News vs Opinion/Analysis

When the media covers the National Football League, there is a lot of content out there.  It is arguably the most popular and most watched sport in the country.  There is sometimes when the coverage is cloudy when deciding if it is news or opinion, other times it is way more clear.  Below are a few examples of the differences.


Brown finds new home, agrees to deal with Pats 

This is a very clear example of news.  When you read this story it states nothing but facts from the start saying “Antonio Brown on Saturday agreed to a deal with the New England Patriots, his agent, Drew Rosenhaus, told ESPN’s Adam Schefter.”  They then went into more detail explaining how much money  the deal is worth, if there is any incentives, guaranteed money, signing bonus and how long the deal is for. The story then goes on to say how Brown was released from the Oakland Raiders, how his guaranteed money with them was voided.  This article is full of stats about Brown, the Patriots roster and key events that happened before the signing to lead Brown to the Patriots.  The author does a good job in reporting nothing but facts.  This is the perfect example of a breaking news story.

A Clumsy Start to the 2019 NFL Season for the Packers and Bears

This article is a very informing article about the Thursday night game between the Packers and the Bears.  At the beginning of the article, it starts off explains how Adrian Amos called the play which led to his gaming winning interception.  Then the article explains how the game was sloppy for both teams.  It describes what happened in the game to a point where if you did not watch the game, you could feel like you did to a degree.  They also used a good variety of quotes from after the game which gave good insight to how the players and coaches felt about the game.  Overall, I think this was a really good news piece on the first NFL game of the season which used facts, quotes and statistics to paint a very vivid picture.

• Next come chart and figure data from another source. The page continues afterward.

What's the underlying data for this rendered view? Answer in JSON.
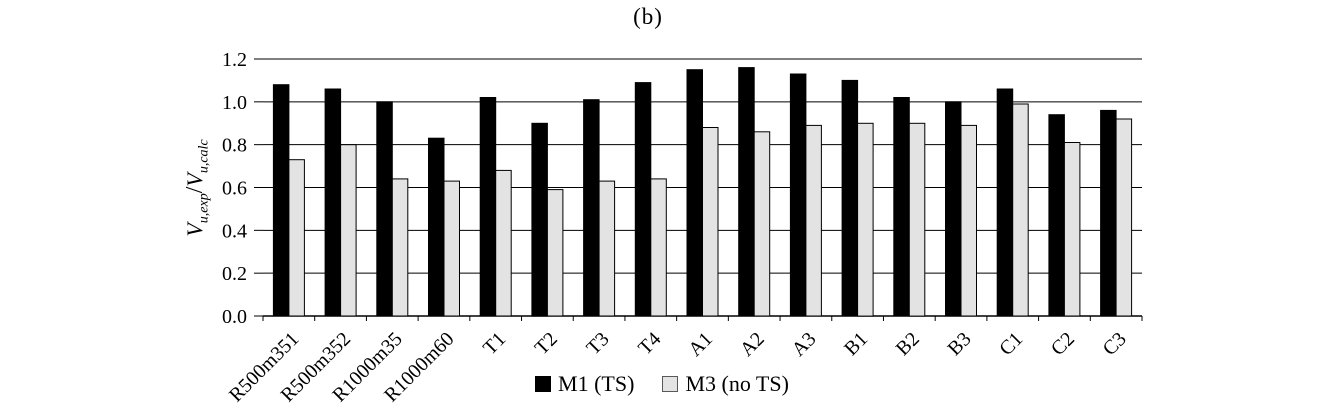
{
  "title": "(b)",
  "chart_data": {
    "type": "bar",
    "categories": [
      "R500m351",
      "R500m352",
      "R1000m35",
      "R1000m60",
      "T1",
      "T2",
      "T3",
      "T4",
      "A1",
      "A2",
      "A3",
      "B1",
      "B2",
      "B3",
      "C1",
      "C2",
      "C3"
    ],
    "series": [
      {
        "name": "M1 (TS)",
        "color": "#000000",
        "values": [
          1.08,
          1.06,
          1.0,
          0.83,
          1.02,
          0.9,
          1.01,
          1.09,
          1.15,
          1.16,
          1.13,
          1.1,
          1.02,
          1.0,
          1.06,
          0.94,
          0.96
        ]
      },
      {
        "name": "M3 (no TS)",
        "color": "#e3e3e3",
        "values": [
          0.73,
          0.8,
          0.64,
          0.63,
          0.68,
          0.59,
          0.63,
          0.64,
          0.88,
          0.86,
          0.89,
          0.9,
          0.9,
          0.89,
          0.99,
          0.81,
          0.92
        ]
      }
    ],
    "title": "(b)",
    "xlabel": "",
    "ylabel": {
      "num_var": "V",
      "num_sub": "u,exp",
      "slash": "/",
      "den_var": "V",
      "den_sub": "u,calc"
    },
    "ylim": [
      0,
      1.2
    ],
    "yticks": [
      "0.0",
      "0.2",
      "0.4",
      "0.6",
      "0.8",
      "1.0",
      "1.2"
    ],
    "grid": true,
    "legend_position": "bottom",
    "x_label_rotation_deg": -45
  },
  "colors": {
    "axis": "#000000",
    "gridline": "#000000",
    "bar_border": "#000000",
    "legend_swatch_border": "#595959"
  }
}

Patriots sign Antonio Brown: 8 thoughts on New England’s All-Pro addition

It is stated in the title that this is going to be an opinion story, eight thoughts on the Patriots signing Antonio Brown.  Before even reading the article, you know it will be some one tell you eight of their thoughts on the move.  For example, his number one thought is the Patriots could have one of the top wide receiver trios in modern NFL history.  He has no facts behind this statement, especially since the season has not started and these three wide receivers have not taken one snap together on the field. He uses statistics to back up his thought but that does not mean everyone agrees to this.  Later on in the article, his number seven thought was the Patriots should continue to run a spread offense.  That is clearly an opinion and does not need an explanation.

NFL Predictions 2019: Complete Playoff Picks, Super Bowl LIV Champion, Awards Winners

Here is another example of an opinion article.  This whole article is the MMQB Staff from Sports Illustrated talking about their playoff predictions, Super Bowl LIV Champions and award winners for the upcoming 2019-2020 season.  These 13 reporters go through and list their winners then use facts and statistics to back their opinion on these various topics.  Each of them have a graphic showing each team the believe will win in every round of the playoffs for both NFC and AFC.  After the list the winners of the NFL Awards, they give a detailed paragraph telling why they believe their opinion will be correct.